About halfway through his sammitch he heard bells and looked up. That skinny girl was back. She came dancing onto the grass, carrying strings of silver bells that rang when they bumped together, and dropped lightly on the center of the patch of grass, facing west, and began unthreading the bells from their carry cord. He chewed stolidly and watched with greedy interest as she set the bells about her knees.
She lifted the largest, rang it briskly, chanted: An draa po disss tis a a a koo ayyy ye an drup o diss ti yess hem oh hem all a gay.⦠There was more, much more of that and winding through it the singing of the bells.
The sound itched at him, lovely as it was. He hurried up his chewing and when he finished, wiped his lips with the napkin Memo Julso gave him and put it neatly by his plate. The boy sat off a bit, chewing on his bratta. Vitrivin beckoned him over. “Her,” he said and pointed. “Who is she?”
“Oh, her. She is the Corbi and she's tolling.”

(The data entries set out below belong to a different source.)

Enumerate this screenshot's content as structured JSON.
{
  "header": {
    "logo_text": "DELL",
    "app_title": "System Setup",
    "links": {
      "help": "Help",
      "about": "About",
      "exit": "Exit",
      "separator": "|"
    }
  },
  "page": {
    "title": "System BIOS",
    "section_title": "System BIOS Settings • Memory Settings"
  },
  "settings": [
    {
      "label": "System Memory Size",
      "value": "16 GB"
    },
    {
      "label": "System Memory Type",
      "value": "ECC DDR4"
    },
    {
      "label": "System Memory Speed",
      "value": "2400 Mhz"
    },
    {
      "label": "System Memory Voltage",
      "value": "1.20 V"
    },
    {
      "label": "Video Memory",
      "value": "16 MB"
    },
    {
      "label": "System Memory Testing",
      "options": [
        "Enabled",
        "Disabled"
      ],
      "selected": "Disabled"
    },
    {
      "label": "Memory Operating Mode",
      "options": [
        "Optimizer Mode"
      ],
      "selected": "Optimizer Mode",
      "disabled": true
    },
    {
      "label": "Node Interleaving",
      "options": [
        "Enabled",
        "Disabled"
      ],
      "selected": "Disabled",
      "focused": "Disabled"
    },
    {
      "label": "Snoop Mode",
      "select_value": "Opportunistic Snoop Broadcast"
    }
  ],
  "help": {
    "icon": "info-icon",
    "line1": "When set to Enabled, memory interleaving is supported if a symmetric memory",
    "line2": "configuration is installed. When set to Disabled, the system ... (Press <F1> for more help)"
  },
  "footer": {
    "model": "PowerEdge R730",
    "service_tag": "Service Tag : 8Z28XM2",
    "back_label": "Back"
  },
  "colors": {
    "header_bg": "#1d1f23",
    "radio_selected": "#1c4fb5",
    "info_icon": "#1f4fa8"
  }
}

“It is a strange but charming performance,” he said, with the same heavy artifice he'd used before. He was not certain he should venture further, but a mix of fear and curiosity dissolved his prudence. “Why is the Corbi doing that?”
“Because that's one of the things Corbis do.”
Before he could ask what tolling was, Memo Julso came out and called her son to her. Vitrivin's prudence congealed again. He got to his feet, gave the Julso a ponderous bow and a clumsy compliment and before he was half finished, she was smiling and relaxed. The boy leaned against her thigh and put his hand on the hand she laid on his shoulder and then he smiled lazily at Vitrivin, his ice crystal eyes shutting to slits. With a chill in his gut though he didn't show it, Vitrivin chirked his sample cases into a hasty shuffle and herded them out. The tolling bells and the Corbi's chant followed him eerily as he went back to his selling rounds.
Children came from nowhere and danced around him.